Mash Question

when using a 5 gal igloo cooler for the mash tun, Should you stir the mash after first adding the grain? If Yes how often?

Yes.  Otherwise you’ll end up with hot spots or dough balls.  I add water, grain, stir.  Add more water, the rest of the grain, stir.  Then I add the remaining water, stir and then take the temperature and adjust accordingly ( hot water if too low, cold water if too high ).  I find with my setup ( 70 qt rect. Coleman cooler ) it takes a good 5 minutes or so for the temperature to stabilize.

Yes, definitely stir when you add grain.  Keep stirring until you get a consistent temp reading at any location or depth in your cooler.  This make take 3-5 minutes.  After that, there’s no need to stir further.  Just close up the cooler and let it sit until the end of the mash time.

+1

…except that I give the mash a stir halfway through the mash to mitigate any localized gelatinization of sugars. YMMV

I always forget to do this…gotta stop drinking before I brew :slight_smile:

Have you experienced problems by not doing this?

Up to a 5% drop in efficiency.

Not trying to hassle ya, just to get additional info…are you sure it was directly related to not stirring halfway through?  Did you do identical repeat batches stirring and not stirring?  I’m curious because when I tried stirring halfway through, I didn’t see any differences.  I’m just trying to rule out other influences in your case.

No problem Denny…I attribute the small drop in efficiency to stirring as that being the only variable that was changed in back to back batches of an APA recipe I have also found this to be the case on other repeat recipes this year. I am finding that I consistently get in the 75% +/-3% with my current single infusion mash process with APA/IPA range recipes which equates on average to about a 5% increase prior to stirring.

My grain mill is set at .040 (factory setting) and has remained unchanged. My water is Poland Spring water which I believe to be fairly consistent in that it is filtered and tested routinely.

Thanks for the info, Ron.

Your quite welcome.

Mash comes from the german for mix (measc in Irish). At one time, someone stirred the “mash” for the entire 1-2 hour period.
In my experience a thorough mixing at the beginning of the mash works great.

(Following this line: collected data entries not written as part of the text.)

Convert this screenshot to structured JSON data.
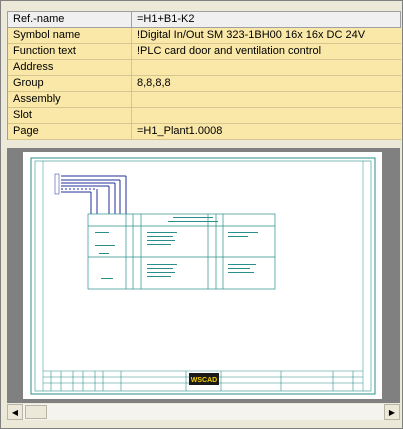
{
  "properties": {
    "header": {
      "name": "Ref.-name",
      "value": "=H1+B1-K2"
    },
    "rows": [
      {
        "name": "Symbol name",
        "value": "!Digital In/Out SM 323-1BH00 16x 16x DC 24V"
      },
      {
        "name": "Function text",
        "value": "!PLC card door and ventilation control"
      },
      {
        "name": "Address",
        "value": ""
      },
      {
        "name": "Group",
        "value": "8,8,8,8"
      },
      {
        "name": "Assembly",
        "value": ""
      },
      {
        "name": "Slot",
        "value": ""
      },
      {
        "name": "Page",
        "value": "=H1_Plant1.0008"
      }
    ]
  },
  "preview": {
    "logo_text": "WSCAD",
    "colors": {
      "drawing": "#2a8f8a",
      "wire": "#1f2f9a",
      "logo_bg": "#1a1a1a",
      "logo_fg": "#f5d000"
    }
  },
  "scrollbar": {
    "left_icon": "scroll-left-arrow-icon",
    "right_icon": "scroll-right-arrow-icon"
  }
}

Thanks for the info…I have only been brewing a few months  and had some beginners luck on my first brews…My last few have had very little body…I was trying to check what I had done different. Stiring the mash was one thing I did change

Did you start stirring the mash and after that noticed that your beers had less body?  If so, did you recheck your mash temp after stirring halfway through?  If it dropped significantly due to stirring you might have ended up with a more fermentable wort than you were getting in previous batches.

Which is the big reason I don’t stir.  Unlike Ron, I didn’t find any increase in efficiency by stirring half way through.  All that really happened was that I lost heat from the mash.

I stir . . . well, the motors at least, stir the mash the entire time. No temp stratification either!

mash3.jpg

;D

Every time I see that picture my jaw drops…

Obviously, you don’t have to open your cooler to stir, so you don’t have the issues we mere mortals do!

That is true!

But don’t count yerself as a mere mortal, Sir. My cooler is blue as well!  :smiley:

It’s a picture of beauty!  :smiley:

just curious, how many rpm do your impellers turn?  I’m piecing together a mash stirring system and am curious.